We are planning to make a job offer to a very strong candidate. Of course, salary is negotiable, but what about other things that a candidate wants to negotiate — especially those things listed in our employee handbook, such as vacation time, benefits, telecommuting privileges, dress code, etc.? And what about parking or where the cubicle or office would be?
In theory, everything is negotiable. In practice, the salary is the easiest thing to negotiate. Social taboos around salary discussion make it easy — it’s unlikely people will find out that the new hire earns more than they do. (Of course, it’s illegal for you to forbid discussion, but most people don’t share their salaries with coworkers.) I’m a fan of salary transparency, but I understand that most of the world isn’t. So, it’s pretty easy to negotiate up a couple of thousand dollars, but that other stuff? That’s visible.
There’s always someone in the office counting the number of vacation days each person takes, which makes extra paid vacation days a tricky thing to offer. The dress code needs to be the same for all similar functions. Warehouse people need to wear closed-toed shoes and office staff doesn’t, but you don’t negotiate with Jane that she can wear T-shirts with political slogans while the rest of the staff has to wear button-down shirts.

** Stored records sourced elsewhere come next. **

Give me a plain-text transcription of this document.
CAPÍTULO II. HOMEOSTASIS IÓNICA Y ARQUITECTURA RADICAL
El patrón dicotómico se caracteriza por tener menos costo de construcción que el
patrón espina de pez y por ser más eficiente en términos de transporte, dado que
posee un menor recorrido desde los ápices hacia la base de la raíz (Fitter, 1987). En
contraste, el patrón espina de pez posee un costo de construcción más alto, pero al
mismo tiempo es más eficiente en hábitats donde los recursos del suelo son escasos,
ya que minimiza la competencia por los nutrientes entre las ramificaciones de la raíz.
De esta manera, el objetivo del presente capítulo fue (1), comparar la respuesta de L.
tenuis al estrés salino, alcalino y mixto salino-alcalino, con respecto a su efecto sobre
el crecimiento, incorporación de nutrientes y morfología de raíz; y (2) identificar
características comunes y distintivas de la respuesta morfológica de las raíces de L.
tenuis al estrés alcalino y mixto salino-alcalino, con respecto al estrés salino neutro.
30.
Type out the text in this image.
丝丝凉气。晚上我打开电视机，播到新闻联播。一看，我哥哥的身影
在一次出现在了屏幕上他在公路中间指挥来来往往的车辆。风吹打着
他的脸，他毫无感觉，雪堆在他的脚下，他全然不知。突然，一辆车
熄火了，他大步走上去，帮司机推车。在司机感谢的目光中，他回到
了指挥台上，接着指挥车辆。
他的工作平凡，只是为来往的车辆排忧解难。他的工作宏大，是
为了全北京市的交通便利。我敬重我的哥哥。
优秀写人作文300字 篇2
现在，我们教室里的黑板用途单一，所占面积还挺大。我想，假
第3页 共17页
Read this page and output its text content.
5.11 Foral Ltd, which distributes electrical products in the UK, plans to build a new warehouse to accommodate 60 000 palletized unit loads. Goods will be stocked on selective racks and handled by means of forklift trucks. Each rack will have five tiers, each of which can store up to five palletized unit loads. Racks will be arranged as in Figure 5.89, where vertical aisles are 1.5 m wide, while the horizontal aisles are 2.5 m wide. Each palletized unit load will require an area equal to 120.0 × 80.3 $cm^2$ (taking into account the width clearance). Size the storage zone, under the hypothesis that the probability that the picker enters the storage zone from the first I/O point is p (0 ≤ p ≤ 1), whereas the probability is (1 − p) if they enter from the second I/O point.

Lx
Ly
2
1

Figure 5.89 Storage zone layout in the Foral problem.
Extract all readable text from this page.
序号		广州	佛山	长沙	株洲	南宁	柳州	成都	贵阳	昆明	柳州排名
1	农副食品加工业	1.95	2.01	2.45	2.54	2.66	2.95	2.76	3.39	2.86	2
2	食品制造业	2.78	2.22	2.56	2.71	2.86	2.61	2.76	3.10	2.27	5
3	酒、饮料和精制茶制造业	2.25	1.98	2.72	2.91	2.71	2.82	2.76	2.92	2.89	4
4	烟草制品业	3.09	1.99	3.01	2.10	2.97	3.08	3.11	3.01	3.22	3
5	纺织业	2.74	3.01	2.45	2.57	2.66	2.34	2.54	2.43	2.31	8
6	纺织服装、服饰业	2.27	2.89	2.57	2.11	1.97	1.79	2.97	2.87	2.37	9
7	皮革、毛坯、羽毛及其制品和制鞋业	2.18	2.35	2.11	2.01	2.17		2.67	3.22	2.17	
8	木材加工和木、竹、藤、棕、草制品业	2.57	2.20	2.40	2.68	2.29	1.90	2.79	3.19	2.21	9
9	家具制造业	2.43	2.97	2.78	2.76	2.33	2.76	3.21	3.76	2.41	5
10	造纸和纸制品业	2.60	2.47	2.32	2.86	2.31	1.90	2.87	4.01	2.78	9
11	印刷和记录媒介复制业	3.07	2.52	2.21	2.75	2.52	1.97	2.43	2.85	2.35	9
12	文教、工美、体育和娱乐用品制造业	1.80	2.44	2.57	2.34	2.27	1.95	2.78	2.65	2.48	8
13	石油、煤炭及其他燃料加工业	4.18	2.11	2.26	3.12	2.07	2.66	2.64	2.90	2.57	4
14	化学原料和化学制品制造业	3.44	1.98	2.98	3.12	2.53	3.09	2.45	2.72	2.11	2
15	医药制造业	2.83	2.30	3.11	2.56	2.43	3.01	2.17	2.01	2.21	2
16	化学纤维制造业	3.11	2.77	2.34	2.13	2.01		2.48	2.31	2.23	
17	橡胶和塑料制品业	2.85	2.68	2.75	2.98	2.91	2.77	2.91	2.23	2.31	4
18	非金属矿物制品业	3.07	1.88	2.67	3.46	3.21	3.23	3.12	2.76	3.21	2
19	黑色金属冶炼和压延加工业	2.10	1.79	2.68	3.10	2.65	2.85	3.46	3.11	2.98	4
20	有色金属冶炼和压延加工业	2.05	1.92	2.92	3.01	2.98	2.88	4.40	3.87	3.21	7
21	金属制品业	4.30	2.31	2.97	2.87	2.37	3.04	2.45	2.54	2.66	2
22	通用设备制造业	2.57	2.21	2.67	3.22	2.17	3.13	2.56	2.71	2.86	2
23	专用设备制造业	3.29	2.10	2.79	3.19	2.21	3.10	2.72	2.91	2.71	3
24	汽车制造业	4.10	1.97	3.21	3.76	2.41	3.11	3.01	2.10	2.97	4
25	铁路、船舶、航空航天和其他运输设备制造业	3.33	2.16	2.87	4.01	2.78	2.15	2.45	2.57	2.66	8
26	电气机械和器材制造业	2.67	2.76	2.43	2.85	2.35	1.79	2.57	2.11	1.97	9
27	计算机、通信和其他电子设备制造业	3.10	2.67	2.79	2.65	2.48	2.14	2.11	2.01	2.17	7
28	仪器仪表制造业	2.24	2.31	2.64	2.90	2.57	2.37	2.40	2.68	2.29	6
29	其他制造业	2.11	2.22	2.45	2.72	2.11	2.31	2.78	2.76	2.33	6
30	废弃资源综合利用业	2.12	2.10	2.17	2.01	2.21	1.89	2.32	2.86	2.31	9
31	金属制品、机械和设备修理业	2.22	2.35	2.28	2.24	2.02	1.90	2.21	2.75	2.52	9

Before we talk about negotiations, there are two critical questions.
What would happen if other employees found out the new hire has this exception?
If you’re hiring a new CEO, the sky’s the limit. Everyone knows that CEOs get fantastic perks like parking places, better vacation time and even better health care. Heck, the term “corner office” is a colloquialism for senior management. No one will push back if this is the case.
If you’re hiring an entry-level person and offering more vacation than their manager, you’ll never hear the end of it. OK, you probably will hear the end of it — when everyone else quits.
Telecommuting is dependent on the job. Offering that as a perk makes sense for some positions but not for others. People will understand the maintenance folks need to be where the equipment is, while the finance person can work from home three days a week.
People with similar jobs will ask why they don’t get that perk. “John has worked remotely for six years and has a proven track record doing that, so we will continue to let him do that,” is a reasonable response. “Because he asked” is not a reasonable response unless you are willing to say yes to everyone who asks.
Why doesn’t this benefit or perk already exist for all of your employees?
When you hire people, you need to offer market rates for salaries and benefits. Those things are never static. If it’s challenging to land a new hire with only 10 days of paid time off, you need to start offering 15 days, and give it to everyone.
It may be too expensive, you say, to do such a thing. But if you treat your new hires better than your current employees, your current employees will leave. You may think you will save money by giving these perks only to the new people, but you won’t. If your current employees quit, you’ll have to replace them offering the latest salaries with the fancier perks. And don’t forget about the costs of recruiting and training! You’ll lose money in the long run.
Employees who want and are capable of working from home should have that option. If your health insurance stinks, look to improve it for everyone, not just the new hires. Things like parking spaces and premium office space are different — you don’t want to hire a valet so everyone can pull up right in front of the building.
There are plenty of reasons to give someone a better parking space; certainly if they have a disability, but that’s not a perk, it’s a reasonable accommodation. Another logical reason to prioritize parking is if the new employee has to work later or come in earlier than everyone else. If it’s dark and spooky when the new employee will come in at 4:30 a.m., then the employee gets the closest parking space.
But you’ve thought through this and still want to offer extra perks to the candidate. Why? What makes this candidate more deserving than your current employees? Is this candidate willing to do a trade-off — a smaller salary for the ability to work from home, for instance? If not, what you’ll end up with is a disgruntled staff and an entitled new hire. This is not the best solution.
So, either tell new candidates, “This is what we have to offer,” or change your policies to create a better environment for everyone. That makes you a better employer, and better employers find better candidates. There’s no downside.